29 April 2010
By Pratibha Masand
“Suspended Particulate Matter (SPM) in the atmosphere–which can also be seen in a sun beam, if increased beyond limit, can cause trouble in the respiratory tracts. Construction, especially breaking down of an old building, which is now normal, is a major factor in increasing the number of SPM in the atmosphere,” said Dr Neelam Rane, professor of physiology at D Y Patil Medical College.
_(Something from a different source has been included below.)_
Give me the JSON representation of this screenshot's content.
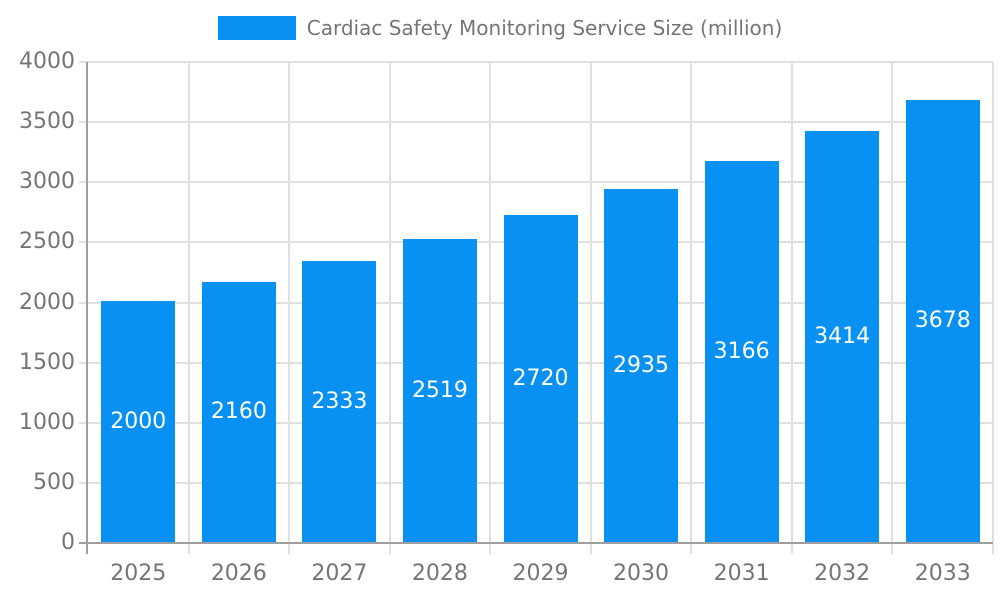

Different sizes of particles may affect different parts of the respiratory system. “Particles that are 5–15 microns in size affect the upper parts of the respiratory tract like nose, sinuses, throat, bronchii (small air ways). Since these particles are big, they are stopped by the hair lining the inside of the nasal tract and keep moving upward. However, particles 1–5 microns in size manage to reach the deeper parts of the lungs,” said Dr Pramod Niphadkar, chest physician at Jaslok Hospital.
Doctors say while the body has its own mechanism to combat even the smallest particles, in areas where construction is a continuous process, these particles are abundant and a beyond–the–limit quantity in the body may cause serious health hazards.
“The white blood cells in the alveoli can eat up these particles. But there is a limit to it. When a person stays near a construction site, the particles get accumulated in the lungs and stay there. Prolonged collection of these particles may cause chronic cold, allergies, pharynxitis, bronchitis, an increase in asthma or trigger pneumonia along with dreaded chronic obstructive pulmonary disorders (COPDs),” said Rane.
Particulate matter do not remain constant in an area. Regional director of National Environment Engineering Research Institute Rakesh Kumar says any area has different amounts of particles at different times.“It depends on the season, vehicular and construction activities. Generally, 100 micrograms in 1 cubic metre of air is the normal limit. Anything above this is bad for people in that area,” he said adding Borivli, Kalina, Santa Cruz and Colaba were the better areas.